MORTUUS – DIABLERIE (World Terror Committee)

The way Black Metal has been stagnating, frustrating and infuriating in recent times, it was almost with a sense of trepidation that I approached the new Mortuus full-length, which arrived unexpectedly without any prior notice. Was another revered band about to shit all over its own legacy? Fret not as ‘Diablerie’ is just as mandatory as anything else the morbid death-worshipping Swedish duo has recorded hitherto.

Okay, the new album is not going to achieve the same legendary, iconic, immortal status as the rightly-celebrated ‘De Contemplanda Morte; De Reverencie Laboribus ac Adorationis’ or indeed its stellar successor, ‘Grape of the Vine’ – that’s just the way things are – but there can be no doubting that ‘Diablerie’ is both a worthy recording in its own right and at the same time a legitimate addendum to the extended Mortuus discography.

True to form, the music here is bleak and oppressive, four lengthy, predominantly-slow-to-mid-paced lamentations forced out resentfully with a generous helping of grim misanthropy and abject despair, culminating in almost 44 minutes of acute spiritual suffering. The impenetrable darkness delivered is palpable, ‘Diablerie’ one of those hideous, distressing listening experiences that demands to be followed by a long shower and perhaps the purchase of a self-help book or even the exploration of a new philosophy.

As they soil your very soul, the dark offerings are suffocating and demoralising, yet amid the futility and all-consuming negativity are seeds of … something rewarding. This is a masterful recording, from the amalgam of high-energy intensity and stark desolation that is ‘Threefold Harrowing of Hell’ through to the final nail in the coffin, ‘Furnace of Sleep’ – epic in a way but stubbornly cold and cruel.

The title track is haunting and unwelcoming, the aggressive passages disconcerting, rage evident at every turn, the insidious melodies offering no comfort whatsoever. If this is atmospheric Black Metal, then that atmosphere is one of utter corruption.
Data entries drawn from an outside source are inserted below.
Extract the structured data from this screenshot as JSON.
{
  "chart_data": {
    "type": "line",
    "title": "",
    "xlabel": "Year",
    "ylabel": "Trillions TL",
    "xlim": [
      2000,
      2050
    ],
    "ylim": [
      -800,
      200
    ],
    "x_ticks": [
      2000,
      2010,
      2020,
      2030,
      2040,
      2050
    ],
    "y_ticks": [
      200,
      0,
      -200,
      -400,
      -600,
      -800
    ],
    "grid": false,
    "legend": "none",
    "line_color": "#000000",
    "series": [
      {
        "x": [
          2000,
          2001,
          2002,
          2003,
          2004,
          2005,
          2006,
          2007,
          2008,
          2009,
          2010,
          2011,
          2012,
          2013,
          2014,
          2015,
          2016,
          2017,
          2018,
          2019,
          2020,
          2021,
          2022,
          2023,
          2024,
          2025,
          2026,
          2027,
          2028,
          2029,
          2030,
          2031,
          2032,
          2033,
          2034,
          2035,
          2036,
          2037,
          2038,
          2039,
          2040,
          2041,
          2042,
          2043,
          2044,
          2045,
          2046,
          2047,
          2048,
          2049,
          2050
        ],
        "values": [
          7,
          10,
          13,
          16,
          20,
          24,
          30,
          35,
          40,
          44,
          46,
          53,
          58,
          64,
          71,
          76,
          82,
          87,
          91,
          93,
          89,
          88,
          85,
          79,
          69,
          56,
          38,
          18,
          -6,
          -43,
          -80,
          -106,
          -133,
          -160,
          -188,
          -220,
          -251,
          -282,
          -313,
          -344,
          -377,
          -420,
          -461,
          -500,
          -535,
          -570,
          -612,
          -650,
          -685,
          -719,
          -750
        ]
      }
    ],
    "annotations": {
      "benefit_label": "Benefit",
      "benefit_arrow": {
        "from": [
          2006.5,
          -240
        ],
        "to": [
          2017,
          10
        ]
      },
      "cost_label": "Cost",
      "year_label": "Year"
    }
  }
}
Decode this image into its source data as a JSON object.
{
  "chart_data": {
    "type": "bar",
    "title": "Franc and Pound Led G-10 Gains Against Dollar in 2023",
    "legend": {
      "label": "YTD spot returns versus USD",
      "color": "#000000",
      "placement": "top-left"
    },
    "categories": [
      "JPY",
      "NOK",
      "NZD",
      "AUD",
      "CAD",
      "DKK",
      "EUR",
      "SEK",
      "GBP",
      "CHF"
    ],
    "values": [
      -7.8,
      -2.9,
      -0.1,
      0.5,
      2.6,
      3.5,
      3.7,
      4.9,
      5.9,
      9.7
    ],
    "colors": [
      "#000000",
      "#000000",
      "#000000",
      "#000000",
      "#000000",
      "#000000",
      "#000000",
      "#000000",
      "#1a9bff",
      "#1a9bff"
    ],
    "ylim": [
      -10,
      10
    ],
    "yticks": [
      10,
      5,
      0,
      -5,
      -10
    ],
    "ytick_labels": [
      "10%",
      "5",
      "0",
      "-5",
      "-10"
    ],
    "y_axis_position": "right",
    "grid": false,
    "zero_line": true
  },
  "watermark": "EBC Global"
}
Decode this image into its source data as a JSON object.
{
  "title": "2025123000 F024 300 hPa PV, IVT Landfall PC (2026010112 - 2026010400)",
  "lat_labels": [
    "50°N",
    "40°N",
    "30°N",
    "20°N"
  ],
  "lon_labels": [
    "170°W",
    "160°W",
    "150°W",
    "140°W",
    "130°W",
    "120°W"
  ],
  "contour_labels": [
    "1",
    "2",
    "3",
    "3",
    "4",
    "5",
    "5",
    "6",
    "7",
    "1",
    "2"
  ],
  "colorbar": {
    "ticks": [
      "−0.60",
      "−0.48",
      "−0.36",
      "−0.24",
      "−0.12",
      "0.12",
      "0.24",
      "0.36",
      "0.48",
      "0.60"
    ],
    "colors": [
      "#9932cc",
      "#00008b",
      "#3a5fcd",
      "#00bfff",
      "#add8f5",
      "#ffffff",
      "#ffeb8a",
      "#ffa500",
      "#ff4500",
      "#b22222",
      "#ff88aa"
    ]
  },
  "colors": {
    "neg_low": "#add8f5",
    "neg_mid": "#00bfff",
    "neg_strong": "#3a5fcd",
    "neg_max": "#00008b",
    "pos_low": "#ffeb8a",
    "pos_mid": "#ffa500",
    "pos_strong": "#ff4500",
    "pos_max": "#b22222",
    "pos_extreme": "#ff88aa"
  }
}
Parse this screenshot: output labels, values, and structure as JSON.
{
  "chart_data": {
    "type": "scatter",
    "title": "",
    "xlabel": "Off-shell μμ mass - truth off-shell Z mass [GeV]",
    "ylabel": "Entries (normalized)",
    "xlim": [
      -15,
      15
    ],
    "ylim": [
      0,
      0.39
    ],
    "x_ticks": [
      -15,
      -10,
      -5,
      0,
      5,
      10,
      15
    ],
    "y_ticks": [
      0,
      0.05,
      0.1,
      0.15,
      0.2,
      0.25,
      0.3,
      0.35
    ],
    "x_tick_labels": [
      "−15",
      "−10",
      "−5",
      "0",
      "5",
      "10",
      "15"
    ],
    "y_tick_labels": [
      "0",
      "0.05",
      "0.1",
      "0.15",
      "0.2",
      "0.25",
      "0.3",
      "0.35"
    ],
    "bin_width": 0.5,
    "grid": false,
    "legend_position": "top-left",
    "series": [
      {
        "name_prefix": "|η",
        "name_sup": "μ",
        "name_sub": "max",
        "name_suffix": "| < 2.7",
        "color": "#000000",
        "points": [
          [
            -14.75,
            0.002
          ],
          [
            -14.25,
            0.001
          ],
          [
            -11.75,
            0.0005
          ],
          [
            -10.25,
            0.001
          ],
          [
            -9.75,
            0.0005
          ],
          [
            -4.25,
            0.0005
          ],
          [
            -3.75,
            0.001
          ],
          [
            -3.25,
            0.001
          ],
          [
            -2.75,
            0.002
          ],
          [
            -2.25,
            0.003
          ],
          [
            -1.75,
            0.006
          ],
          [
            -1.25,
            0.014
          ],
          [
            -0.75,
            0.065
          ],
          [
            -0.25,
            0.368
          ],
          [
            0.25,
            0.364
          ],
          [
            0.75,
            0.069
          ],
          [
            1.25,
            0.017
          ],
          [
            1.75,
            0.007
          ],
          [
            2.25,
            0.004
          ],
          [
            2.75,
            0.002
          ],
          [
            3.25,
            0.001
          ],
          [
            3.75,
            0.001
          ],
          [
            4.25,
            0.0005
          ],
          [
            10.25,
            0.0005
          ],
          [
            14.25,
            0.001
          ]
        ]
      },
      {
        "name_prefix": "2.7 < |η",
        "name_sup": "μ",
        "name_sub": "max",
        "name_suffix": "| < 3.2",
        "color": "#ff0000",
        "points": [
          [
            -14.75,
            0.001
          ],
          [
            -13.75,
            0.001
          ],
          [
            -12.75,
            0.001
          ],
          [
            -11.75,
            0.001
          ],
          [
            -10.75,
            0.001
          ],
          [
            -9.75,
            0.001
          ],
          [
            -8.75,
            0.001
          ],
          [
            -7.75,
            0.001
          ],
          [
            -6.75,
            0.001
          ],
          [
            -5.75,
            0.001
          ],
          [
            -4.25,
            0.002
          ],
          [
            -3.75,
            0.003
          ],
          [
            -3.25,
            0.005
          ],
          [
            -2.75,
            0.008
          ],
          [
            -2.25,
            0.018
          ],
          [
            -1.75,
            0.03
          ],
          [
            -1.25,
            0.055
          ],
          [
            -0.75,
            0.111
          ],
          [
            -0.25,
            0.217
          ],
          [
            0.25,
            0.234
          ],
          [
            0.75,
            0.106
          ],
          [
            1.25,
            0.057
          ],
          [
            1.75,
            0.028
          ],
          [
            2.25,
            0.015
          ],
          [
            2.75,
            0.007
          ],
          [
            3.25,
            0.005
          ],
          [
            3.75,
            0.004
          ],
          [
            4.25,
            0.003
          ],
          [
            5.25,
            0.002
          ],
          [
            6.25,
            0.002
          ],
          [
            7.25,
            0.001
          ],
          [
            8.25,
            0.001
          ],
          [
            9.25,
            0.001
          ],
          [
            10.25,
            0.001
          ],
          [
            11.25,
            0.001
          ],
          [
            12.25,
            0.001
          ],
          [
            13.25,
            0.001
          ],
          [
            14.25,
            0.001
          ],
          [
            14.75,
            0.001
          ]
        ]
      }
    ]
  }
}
If it’s orthodox Black Metal, then it remains unorthodox by its very nature. The fact that ‘Diablerie’ is an elusive album of twisted paradoxes is epitomised rather astutely in the excellent song title ‘In Graves Remote Even the Worthless Have a Meaning’ – another thing of appropriately sickening beauty.

The darkest nightmare put to music; there is no light here.